According to Bloomberg, 19 of the Dow’s 30 members have announced their results so far in the Q1 reporting round, and, on average, profits have been up 18.4 percent. And while shares have been rising, they have not been keeping pace with the jump in profits, so that the average ratio between stated profits and market valuations, or historical pe, is now 17.7, against 22.5 last October when the index powered through the 12,000 barrier.
And yet the Dow run comes at a time of doubt.
The US economy is limping. The latest piece of official data – the so-called beige book – painted a slightly more rosy picture than had been expected. With it describing inflation and growth as moderate, speculation that the Fed will be lowering rates soon was encouraged, but even so doubts linger. The last data on the property market has shown only a mild improvement in new homes after February’s abysmal figures. In fact, sales of new homes were 23 percent down on March 2006, and the second worst month (after February 2007) since 2001.
Capital Economics has taken various economic indicators and concluded that GDP growth slowed to a mere 1.5 percent in the first quarter, and will slow by even more in the next period.
But then again, the Dow has been helped by the falling dollar. According to Bloomberg, 41 percent of 2006 revenue enjoyed by the companies making up the Dow came from overseas. The US might be suffering, but the rest of the world isn’t, and that’s good news twice over for the big US exporters. It’s good because the markets the US sells to are booming; it’s good because the weak US economy is pulling down the dollar.
But if one was to cast the net wider than just the Dow, and look instead at the SP 500, things are nowhere near as impressive. This index still hasn’t passed the previous high set in 2000, and this despite 14 quarters that have seen average profit growth in double figures. But moving forward, it is thought average profit growth of SP companies will be much more modest, with Thomson Financial estimating overall first-quarter earnings growth of about seven percent, slightly better than expected, but well down on previous quarters.

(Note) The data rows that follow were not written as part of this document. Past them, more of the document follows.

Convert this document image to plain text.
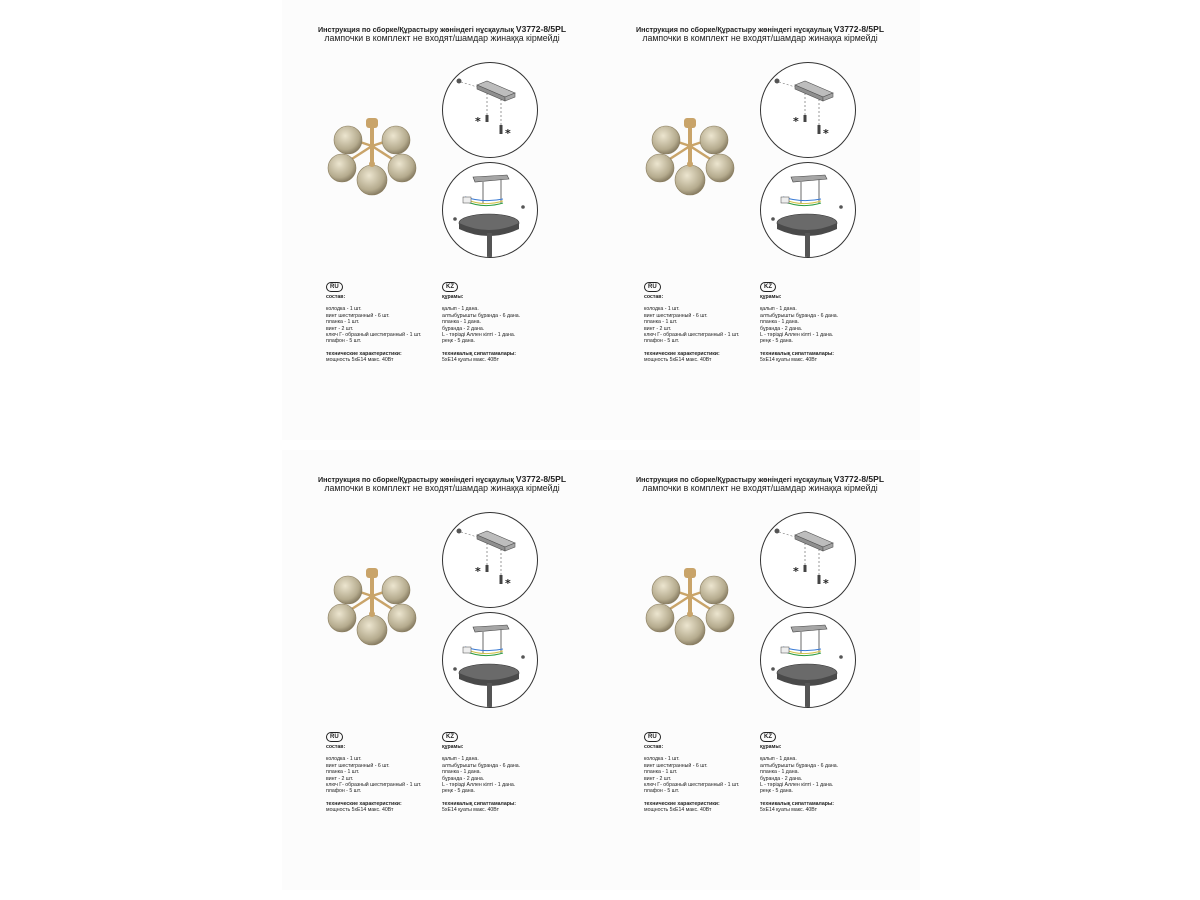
Инструкция по сборке/Құрастыру жөніндегі нұсқаулық V3772-8/5PL
лампочки в комплект не входят/шамдар жинаққа кірмейді
*
*
RU
состав:
колодка - 1 шт.
винт шестигранный - 6 шт.
планка - 1 шт.
винт - 2 шт.
ключ Г- образный шестигранный - 1 шт.
плафон - 5 шт.
технические характеристики:
мощность 5хЕ14 макс. 40Вт
KZ
құрамы:
қалып - 1 дана.
алтыбұрышты бұранда - 6 дана.
планка - 1 дана.
бұранда - 2 дана.
L - тәрізді Аллен кілті - 1 дана.
реңк - 5 дана.
техникалық сипаттамалары:
5хЕ14 қуаты макс. 40Вт
Инструкция по сборке/Құрастыру жөніндегі нұсқаулық V3772-8/5PL
лампочки в комплект не входят/шамдар жинаққа кірмейді
*
*
RU
состав:
колодка - 1 шт.
винт шестигранный - 6 шт.
планка - 1 шт.
винт - 2 шт.
ключ Г- образный шестигранный - 1 шт.
плафон - 5 шт.
технические характеристики:
мощность 5хЕ14 макс. 40Вт
KZ
құрамы:
қалып - 1 дана.
алтыбұрышты бұранда - 6 дана.
планка - 1 дана.
бұранда - 2 дана.
L - тәрізді Аллен кілті - 1 дана.
реңк - 5 дана.
техникалық сипаттамалары:
5хЕ14 қуаты макс. 40Вт
Инструкция по сборке/Құрастыру жөніндегі нұсқаулық V3772-8/5PL
лампочки в комплект не входят/шамдар жинаққа кірмейді
*
*
RU
состав:
колодка - 1 шт.
винт шестигранный - 6 шт.
планка - 1 шт.
винт - 2 шт.
ключ Г- образный шестигранный - 1 шт.
плафон - 5 шт.
технические характеристики:
мощность 5хЕ14 макс. 40Вт
KZ
құрамы:
қалып - 1 дана.
алтыбұрышты бұранда - 6 дана.
планка - 1 дана.
бұранда - 2 дана.
L - тәрізді Аллен кілті - 1 дана.
реңк - 5 дана.
техникалық сипаттамалары:
5хЕ14 қуаты макс. 40Вт
Инструкция по сборке/Құрастыру жөніндегі нұсқаулық V3772-8/5PL
лампочки в комплект не входят/шамдар жинаққа кірмейді
*
*
RU
состав:
колодка - 1 шт.
винт шестигранный - 6 шт.
планка - 1 шт.
винт - 2 шт.
ключ Г- образный шестигранный - 1 шт.
плафон - 5 шт.
технические характеристики:
мощность 5хЕ14 макс. 40Вт
KZ
құрамы:
қалып - 1 дана.
алтыбұрышты бұранда - 6 дана.
планка - 1 дана.
бұранда - 2 дана.
L - тәрізді Аллен кілті - 1 дана.
реңк - 5 дана.
техникалық сипаттамалары:
5хЕ14 қуаты макс. 40Вт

Then there is the NASDAQ. At 2547, this index still hasn’t managed to reach half the level of 5132 seen on March 10th 2000.
In the past, stock market crashes seemed to come ahead of economic recessions. They were a sign of things to come. It seems more likely than not that the US will avoid recession this year – Alan Greenspan puts the chances at a third – but it is undeniable that the US economic machine is set to splutter. And yet the markets just keep on rising.
Is this a sign that corporate America is less reliant on Mr and Mrs American consumer, and is instead more in tune with the global economy, or is it a sign of irrational investors?